Triton’s exoskeleton, called the SUPORT Self Evacuation Splint, consists of a lightweight carbon-fiber orthosis, a sweat-wicking cuff and a small canister containing the FastCast foam. Once the cuff is wrapped around the injury, the canister nozzle is inserted into a hole in the cuff and triggered to simultaneously inflate the cuff’s three pockets with foam, quickly and safely immobilizing the injured limb. The splint can be broken down to fit in standard packs and can be used for injuries to the lower leg, ankle or foot. It is designed to bear the weight of a fully kitted Warfighter, allowing them to stay mobile and continue fighting or to evacuate themselves without the need for a multi-person litter.

To evaluate the prototype SUPORT exoskeleton, Triton is leveraging its long-standing relationships with the Northwestern University Prosthetics-Orthotics Center in Chicago and the Defense Health Agency’s Extremity Trauma and Amputation Center of Excellence, or EACE, which is collocated at Walter Reed National Military Medical Center, Brooke Army Medical Center and Naval Medical Center San Diego. EACE senior scientist Dr. Lee Childers and EACE research engineer Dr. Brett Johnson are conducting mechanical testing of the device and offer suggestions for improving the design, drawing on EACE’s extensive experience developing similar orthotic devices.
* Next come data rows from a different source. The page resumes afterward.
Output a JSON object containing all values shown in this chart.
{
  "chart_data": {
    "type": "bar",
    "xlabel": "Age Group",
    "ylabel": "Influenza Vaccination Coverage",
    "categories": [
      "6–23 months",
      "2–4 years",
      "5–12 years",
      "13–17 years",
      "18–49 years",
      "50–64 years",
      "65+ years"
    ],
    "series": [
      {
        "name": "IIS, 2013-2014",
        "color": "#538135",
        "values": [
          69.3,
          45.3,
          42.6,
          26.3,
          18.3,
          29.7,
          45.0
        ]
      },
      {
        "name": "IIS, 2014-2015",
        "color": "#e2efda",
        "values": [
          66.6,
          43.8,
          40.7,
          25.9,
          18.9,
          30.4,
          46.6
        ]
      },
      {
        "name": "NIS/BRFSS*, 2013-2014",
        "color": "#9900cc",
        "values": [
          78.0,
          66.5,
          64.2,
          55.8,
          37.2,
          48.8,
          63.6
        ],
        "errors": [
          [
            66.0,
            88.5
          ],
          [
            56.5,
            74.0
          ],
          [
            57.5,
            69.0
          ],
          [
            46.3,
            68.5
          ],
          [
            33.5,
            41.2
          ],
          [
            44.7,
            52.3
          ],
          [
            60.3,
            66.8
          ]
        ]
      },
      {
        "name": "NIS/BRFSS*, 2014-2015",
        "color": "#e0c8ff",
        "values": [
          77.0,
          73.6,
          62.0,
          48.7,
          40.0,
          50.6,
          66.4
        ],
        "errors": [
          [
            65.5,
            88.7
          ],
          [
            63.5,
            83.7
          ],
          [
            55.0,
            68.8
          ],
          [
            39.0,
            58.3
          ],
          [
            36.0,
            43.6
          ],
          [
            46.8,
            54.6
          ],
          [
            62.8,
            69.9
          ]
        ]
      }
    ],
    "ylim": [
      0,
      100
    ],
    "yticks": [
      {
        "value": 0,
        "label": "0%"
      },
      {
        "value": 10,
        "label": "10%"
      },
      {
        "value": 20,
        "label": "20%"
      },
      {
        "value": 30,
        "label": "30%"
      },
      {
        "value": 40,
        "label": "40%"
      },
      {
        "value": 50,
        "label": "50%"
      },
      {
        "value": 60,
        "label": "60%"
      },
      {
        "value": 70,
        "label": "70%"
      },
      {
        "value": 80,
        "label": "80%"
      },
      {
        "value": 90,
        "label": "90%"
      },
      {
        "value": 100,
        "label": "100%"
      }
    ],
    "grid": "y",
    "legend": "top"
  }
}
The testing is being supported by a grant from the Military Operational Medicine Research Program with management support from the Peer Reviewed Orthopaedic Research Program.

Childers says that FastCast’s rapid application and its ability to conform to injured limbs makes it stand out for use in orthopedic exoskeletons.
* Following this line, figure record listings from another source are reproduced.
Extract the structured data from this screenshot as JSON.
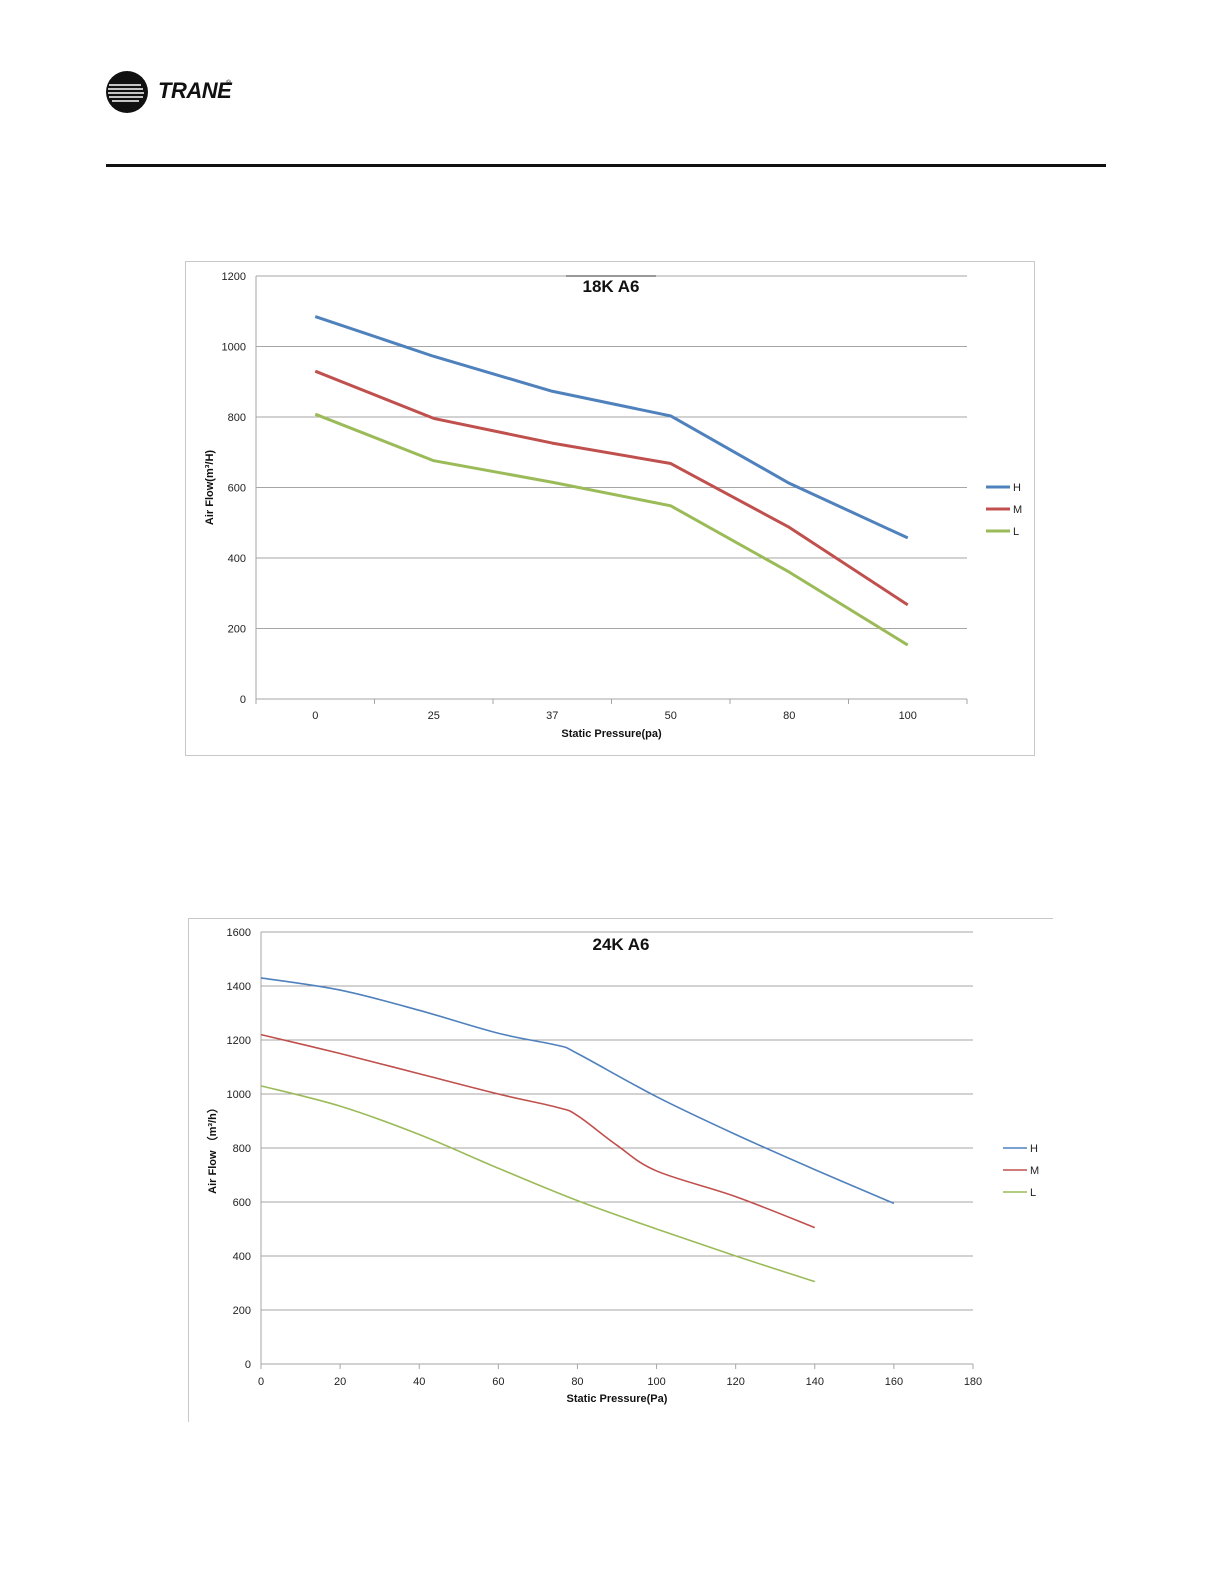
{
  "brand": {
    "name": "TRANE",
    "registered_mark": "®",
    "logo_icon": "trane-circle-logo-icon"
  },
  "chart_data": [
    {
      "type": "line",
      "title": "18K A6",
      "xlabel": "Static Pressure(pa)",
      "ylabel": "Air Flow(m³/H)",
      "x_axis_kind": "category",
      "categories": [
        "0",
        "25",
        "37",
        "50",
        "80",
        "100"
      ],
      "ylim": [
        0,
        1200
      ],
      "yticks": [
        0,
        200,
        400,
        600,
        800,
        1000,
        1200
      ],
      "grid": true,
      "legend": "right",
      "series": [
        {
          "name": "H",
          "color": "#4f81bd",
          "values": [
            1085,
            972,
            873,
            803,
            612,
            457
          ]
        },
        {
          "name": "M",
          "color": "#c0504d",
          "values": [
            930,
            796,
            726,
            668,
            487,
            267
          ]
        },
        {
          "name": "L",
          "color": "#9bbb59",
          "values": [
            808,
            676,
            615,
            548,
            360,
            153
          ]
        }
      ]
    },
    {
      "type": "line",
      "title": "24K A6",
      "xlabel": "Static Pressure(Pa)",
      "ylabel": "Air Flow （m³/h）",
      "x_axis_kind": "numeric",
      "xlim": [
        0,
        180
      ],
      "xticks": [
        0,
        20,
        40,
        60,
        80,
        100,
        120,
        140,
        160,
        180
      ],
      "ylim": [
        0,
        1600
      ],
      "yticks": [
        0,
        200,
        400,
        600,
        800,
        1000,
        1200,
        1400,
        1600
      ],
      "grid": true,
      "legend": "right",
      "series": [
        {
          "name": "H",
          "color": "#4f81bd",
          "x": [
            0,
            20,
            40,
            60,
            75,
            80,
            100,
            120,
            140,
            160
          ],
          "values": [
            1430,
            1385,
            1310,
            1225,
            1180,
            1150,
            990,
            850,
            720,
            595
          ]
        },
        {
          "name": "M",
          "color": "#c0504d",
          "x": [
            0,
            20,
            40,
            60,
            75,
            80,
            90,
            100,
            120,
            140
          ],
          "values": [
            1220,
            1150,
            1075,
            1000,
            950,
            920,
            810,
            715,
            620,
            505
          ]
        },
        {
          "name": "L",
          "color": "#9bbb59",
          "x": [
            0,
            20,
            40,
            60,
            80,
            100,
            120,
            140
          ],
          "values": [
            1030,
            955,
            850,
            725,
            605,
            500,
            400,
            305
          ]
        }
      ]
    }
  ]
}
“A member of our advisory panel who has treated these types of wounds in combat explained it to me this way: ‘You have to remember that the person who’s going to be using this is an 18-year-old Warfighter who’s scared to death, working in the dark, trying to take care of his friend who just got injured right in front of him,’” says Childers. “That’s why we’re trying to create a device that’s simple to learn and use, that works exactly the same way every time, on any limb.”
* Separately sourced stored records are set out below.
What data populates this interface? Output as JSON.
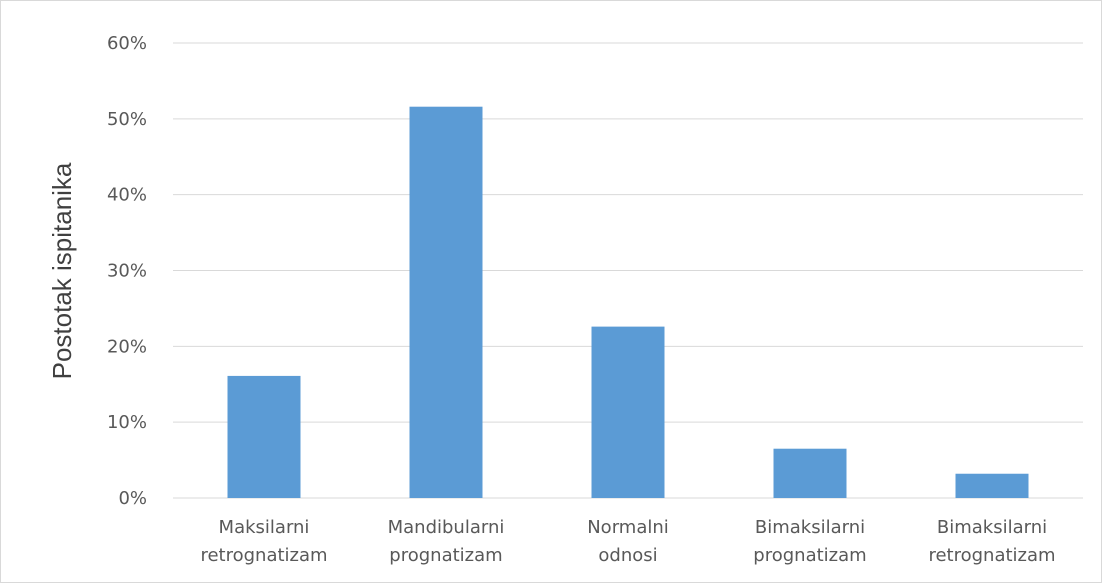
{
  "chart_data": {
    "type": "bar",
    "title": "",
    "xlabel": "",
    "ylabel": "Postotak ispitanika",
    "ylim": [
      0,
      60
    ],
    "yticks": [
      0,
      10,
      20,
      30,
      40,
      50,
      60
    ],
    "ytick_labels": [
      "0%",
      "10%",
      "20%",
      "30%",
      "40%",
      "50%",
      "60%"
    ],
    "grid": true,
    "legend": "none",
    "categories": [
      [
        "Maksilarni",
        "retrognatizam"
      ],
      [
        "Mandibularni",
        "prognatizam"
      ],
      [
        "Normalni",
        "odnosi"
      ],
      [
        "Bimaksilarni",
        "prognatizam"
      ],
      [
        "Bimaksilarni",
        "retrognatizam"
      ]
    ],
    "values": [
      16.1,
      51.6,
      22.6,
      6.5,
      3.2
    ],
    "bar_color": "#5b9bd5"
  }
}
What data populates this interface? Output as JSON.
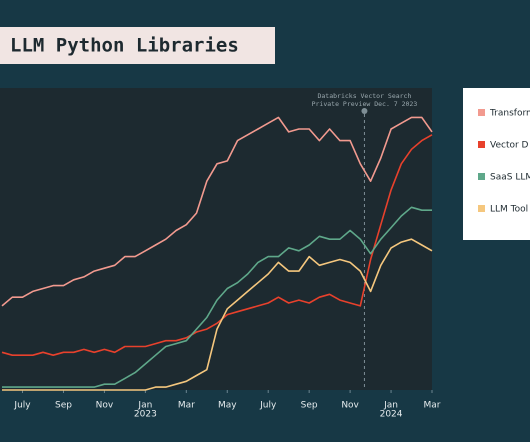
{
  "chart_data": {
    "type": "line",
    "title": "LLM Python Libraries",
    "annotation": [
      "Databricks Vector Search",
      "Private Preview Dec. 7 2023"
    ],
    "annotation_x": 22.7,
    "x": [
      5,
      5.5,
      6,
      6.5,
      7,
      7.5,
      8,
      8.5,
      9,
      9.5,
      10,
      10.5,
      11,
      11.5,
      12,
      12.5,
      13,
      13.5,
      14,
      14.5,
      15,
      15.5,
      16,
      16.5,
      17,
      17.5,
      18,
      18.5,
      19,
      19.5,
      20,
      20.5,
      21,
      21.5,
      22,
      22.5,
      23,
      23.5,
      24,
      24.5,
      25,
      25.5,
      26
    ],
    "xlim": [
      4.9,
      26
    ],
    "xticks": [
      {
        "value": 6,
        "label": "July"
      },
      {
        "value": 8,
        "label": "Sep"
      },
      {
        "value": 10,
        "label": "Nov"
      },
      {
        "value": 12,
        "label": "Jan"
      },
      {
        "value": 14,
        "label": "Mar"
      },
      {
        "value": 16,
        "label": "May"
      },
      {
        "value": 18,
        "label": "July"
      },
      {
        "value": 20,
        "label": "Sep"
      },
      {
        "value": 22,
        "label": "Nov"
      },
      {
        "value": 24,
        "label": "Jan"
      },
      {
        "value": 26,
        "label": "Mar"
      }
    ],
    "x_year_labels": [
      {
        "value": 12,
        "label": "2023"
      },
      {
        "value": 24,
        "label": "2024"
      }
    ],
    "ylim": [
      0,
      100
    ],
    "series": [
      {
        "name": "Transform",
        "color": "#f29a8f",
        "values": [
          29,
          32,
          32,
          34,
          35,
          36,
          36,
          38,
          39,
          41,
          42,
          43,
          46,
          46,
          48,
          50,
          52,
          55,
          57,
          61,
          72,
          78,
          79,
          86,
          88,
          90,
          92,
          94,
          89,
          90,
          90,
          86,
          90,
          86,
          86,
          78,
          72,
          80,
          90,
          92,
          94,
          94,
          89
        ]
      },
      {
        "name": "Vector D",
        "color": "#e8412c",
        "values": [
          13,
          12,
          12,
          12,
          13,
          12,
          13,
          13,
          14,
          13,
          14,
          13,
          15,
          15,
          15,
          16,
          17,
          17,
          18,
          20,
          21,
          23,
          26,
          27,
          28,
          29,
          30,
          32,
          30,
          31,
          30,
          32,
          33,
          31,
          30,
          29,
          45,
          57,
          69,
          78,
          83,
          86,
          88
        ]
      },
      {
        "name": "SaaS LLM",
        "color": "#5fa88a",
        "values": [
          1,
          1,
          1,
          1,
          1,
          1,
          1,
          1,
          1,
          1,
          2,
          2,
          4,
          6,
          9,
          12,
          15,
          16,
          17,
          21,
          25,
          31,
          35,
          37,
          40,
          44,
          46,
          46,
          49,
          48,
          50,
          53,
          52,
          52,
          55,
          52,
          47,
          52,
          56,
          60,
          63,
          62,
          62
        ]
      },
      {
        "name": "LLM Tool",
        "color": "#f5c77e",
        "values": [
          0,
          0,
          0,
          0,
          0,
          0,
          0,
          0,
          0,
          0,
          0,
          0,
          0,
          0,
          0,
          1,
          1,
          2,
          3,
          5,
          7,
          21,
          28,
          31,
          34,
          37,
          40,
          44,
          41,
          41,
          46,
          43,
          44,
          45,
          44,
          41,
          34,
          43,
          49,
          51,
          52,
          50,
          48
        ]
      }
    ]
  }
}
Once the SUPORT prototype design has been refined and validated, Triton hopes to have a product ready for acquisition by the DOD within three years. Ultimately, Triton hopes to use its experience with the SUPORT prototype to develop a family of injury immobilization products that incorporate FastCast. As part of that effort, Triton brought FastCast’s inventor, Dr. Martin, aboard as a consultant following his retirement from the Army.

TechLink’s King sees the adoption of FastCast for use in the SUPORT exoskeleton as a success story that demonstrates the value of MTT in helping to build what it calls a “bridge of hope” connecting inventors with the resources they need to develop their products to a level of maturity that attracts investment and commercial interest.

“It's always about improving the lives of people,” says King. “That's the value of technology transfer within the DOD, because every dollar that they're spending is with the intent of delivering a solution that has a direct value to the Warfighter, to the public and back to the taxpayer.”